Personal information
- Full name: Harold Dobinson
- Date of birth: 2 March 1898
- Place of birth: Darlington, England
- Date of death: 1990 (aged 92)
- Place of death: Plymouth, England
- Height: 5 ft 9+1⁄2 in (1.77 m)
- Position(s): Centre forward

Senior career*
- Years: Team / Apps / (Gls)
- Sunderland West End
- 1921–1922: Durham City / 15 / (5)
- 1922–1923: Burnley / 2 / (0)
- 1923–1924: Queens Park Rangers / 2 / (0)
- 1924–192?: Thornley Albion
- 1928–19??: Heaton-on-Tyne SC

= Harry Dobinson =

English footballer (1898–1990)

Harold Dobinson (2 March 1898 – 1990) was an English professional footballer who played as a centre forward in the Football League for Durham City, Burnley and Queens Park Rangers.

==Life and career==
Dobinson was born in 1898 in Darlington, County Durham, the son of Thomas William Dobinson, a porter, and his wife Annie. He attended Darlington Grammar School, where he played for the school football team, before joining the Army in 1915. He served in France with 52 Brigade Royal Field Artillery as well as playing for the Brigade's football team. After the war, he worked as a shipyard clerk, played football as an amateur for Sunderland West End, and established a reputation in Yorkshire and the north-east of England as a middle-distance runner.

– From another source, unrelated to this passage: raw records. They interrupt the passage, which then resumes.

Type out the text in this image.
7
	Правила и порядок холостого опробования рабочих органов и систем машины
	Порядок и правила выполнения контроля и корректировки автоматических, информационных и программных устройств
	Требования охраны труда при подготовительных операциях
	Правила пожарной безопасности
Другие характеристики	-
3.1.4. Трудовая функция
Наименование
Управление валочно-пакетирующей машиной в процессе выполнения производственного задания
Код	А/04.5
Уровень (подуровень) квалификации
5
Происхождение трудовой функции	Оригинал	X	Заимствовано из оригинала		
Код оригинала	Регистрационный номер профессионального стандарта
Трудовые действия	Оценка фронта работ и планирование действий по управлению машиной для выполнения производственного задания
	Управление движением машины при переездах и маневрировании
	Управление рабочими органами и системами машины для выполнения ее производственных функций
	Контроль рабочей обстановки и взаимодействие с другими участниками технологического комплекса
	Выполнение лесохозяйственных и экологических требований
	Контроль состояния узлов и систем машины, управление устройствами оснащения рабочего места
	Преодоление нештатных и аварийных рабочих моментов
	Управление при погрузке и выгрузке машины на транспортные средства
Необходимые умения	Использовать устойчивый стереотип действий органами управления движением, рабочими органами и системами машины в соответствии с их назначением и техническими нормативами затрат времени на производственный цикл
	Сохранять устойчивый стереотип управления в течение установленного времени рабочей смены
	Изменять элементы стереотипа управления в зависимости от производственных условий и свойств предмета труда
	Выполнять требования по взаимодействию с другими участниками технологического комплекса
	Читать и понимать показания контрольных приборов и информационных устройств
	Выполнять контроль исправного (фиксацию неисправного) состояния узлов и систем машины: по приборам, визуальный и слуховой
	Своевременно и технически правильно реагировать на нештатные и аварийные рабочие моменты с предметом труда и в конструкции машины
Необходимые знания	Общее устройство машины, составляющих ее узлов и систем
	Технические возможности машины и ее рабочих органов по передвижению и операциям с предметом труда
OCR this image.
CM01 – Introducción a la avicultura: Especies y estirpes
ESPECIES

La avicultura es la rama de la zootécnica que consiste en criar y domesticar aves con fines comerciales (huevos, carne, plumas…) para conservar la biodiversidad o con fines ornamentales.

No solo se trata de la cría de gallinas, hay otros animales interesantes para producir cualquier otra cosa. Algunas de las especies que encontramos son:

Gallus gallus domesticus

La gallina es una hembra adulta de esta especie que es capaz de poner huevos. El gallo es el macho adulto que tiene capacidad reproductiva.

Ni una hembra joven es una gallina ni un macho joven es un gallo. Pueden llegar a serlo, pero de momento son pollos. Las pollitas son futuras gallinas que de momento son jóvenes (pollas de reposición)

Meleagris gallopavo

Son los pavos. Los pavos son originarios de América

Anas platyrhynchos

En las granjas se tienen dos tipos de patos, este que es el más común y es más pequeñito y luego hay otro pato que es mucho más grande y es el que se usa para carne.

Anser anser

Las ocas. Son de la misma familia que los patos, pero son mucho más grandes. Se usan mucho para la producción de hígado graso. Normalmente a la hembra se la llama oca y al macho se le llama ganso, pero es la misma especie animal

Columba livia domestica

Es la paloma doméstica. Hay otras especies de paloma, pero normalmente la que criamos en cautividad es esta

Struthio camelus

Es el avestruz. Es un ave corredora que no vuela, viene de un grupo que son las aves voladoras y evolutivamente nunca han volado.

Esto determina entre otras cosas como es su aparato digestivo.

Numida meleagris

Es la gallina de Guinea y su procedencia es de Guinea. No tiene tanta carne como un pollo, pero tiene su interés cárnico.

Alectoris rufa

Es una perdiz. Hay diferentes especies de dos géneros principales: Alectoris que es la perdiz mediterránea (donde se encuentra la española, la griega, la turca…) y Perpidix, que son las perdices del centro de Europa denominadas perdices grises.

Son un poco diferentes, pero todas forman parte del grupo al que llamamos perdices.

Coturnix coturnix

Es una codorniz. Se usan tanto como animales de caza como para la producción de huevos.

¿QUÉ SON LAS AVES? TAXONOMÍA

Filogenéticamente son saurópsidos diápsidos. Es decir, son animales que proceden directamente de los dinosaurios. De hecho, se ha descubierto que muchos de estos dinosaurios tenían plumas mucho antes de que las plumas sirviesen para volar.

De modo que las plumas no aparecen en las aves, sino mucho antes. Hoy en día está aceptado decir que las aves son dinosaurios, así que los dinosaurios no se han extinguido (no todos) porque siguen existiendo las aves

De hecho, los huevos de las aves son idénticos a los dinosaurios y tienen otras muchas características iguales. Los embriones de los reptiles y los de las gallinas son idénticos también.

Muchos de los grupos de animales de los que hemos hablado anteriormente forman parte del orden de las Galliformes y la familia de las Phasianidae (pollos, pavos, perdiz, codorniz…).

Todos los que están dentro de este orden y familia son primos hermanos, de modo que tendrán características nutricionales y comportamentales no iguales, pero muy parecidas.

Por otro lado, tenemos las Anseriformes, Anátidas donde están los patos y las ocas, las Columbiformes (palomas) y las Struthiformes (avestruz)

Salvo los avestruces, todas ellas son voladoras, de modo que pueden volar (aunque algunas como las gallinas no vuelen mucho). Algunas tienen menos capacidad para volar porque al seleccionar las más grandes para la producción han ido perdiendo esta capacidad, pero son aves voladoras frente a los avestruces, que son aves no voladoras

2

Dobinson signed for Durham City ahead of their first season in the Football League. He made his debut on 3 September 1921, playing at centre forward in a 2–0 win at home to Southport in Durham's second match in the newly formed Northern Section of the Third Division. His first Football League goal came in his sixth appearance, on 22 October in a 7–3 loss to his home-town club of Darlington, and by Christmas he had five goals from a dozen matches.

Amid interest from First Division clubs including Aston Villa and Everton, Dobinson signed for Burnley on 13 January 1922, for a reported fee of £600. He made his top-flight debut the following day, away to Aston Villa, and the Athletic News Birmingham correspondent "felt sorry for [the debutant], who could scarcely hope to shine in such company and on such a field". He kept his place for the visit to Arsenal, which ended goalless, and thereafter played for the reserves, scoring five goals from 17 Central League matches in what remained of the season. Dobinson's services were retained for the 1922–23 season, but they were mainly employed in helping the "A" team win the North-East Lancashire Combination title.

After a trial with Third Division North club Chesterfield came to nothing, Dobinson signed for Queens Park Rangers of the Southern Section in June 1923. Playing in the Football Combination against West Ham United reserves in August, he trod on the ball and injured himself badly enough to be unable to train for several weeks. He made his first-team debut on 22 October in a 3–0 defeat away to Northampton Town, but, as at Burnley, he played mainly reserve-team football. His only other league match – his last in the Football League – was away to Luton Town in February 1924. At the end of the season, he returned to local football in the north-east with Thornley Albion, In 1928, he was granted a permit to play for amateur club Heaton-on-Tyne SC.

Dobinson married Doris Taylor in 1929. The 1939 Register finds the couple living in Plymouth, Devon, where Dobinson was working as a departmental clerical officer. He died in Plymouth in 1990 at the age of 92.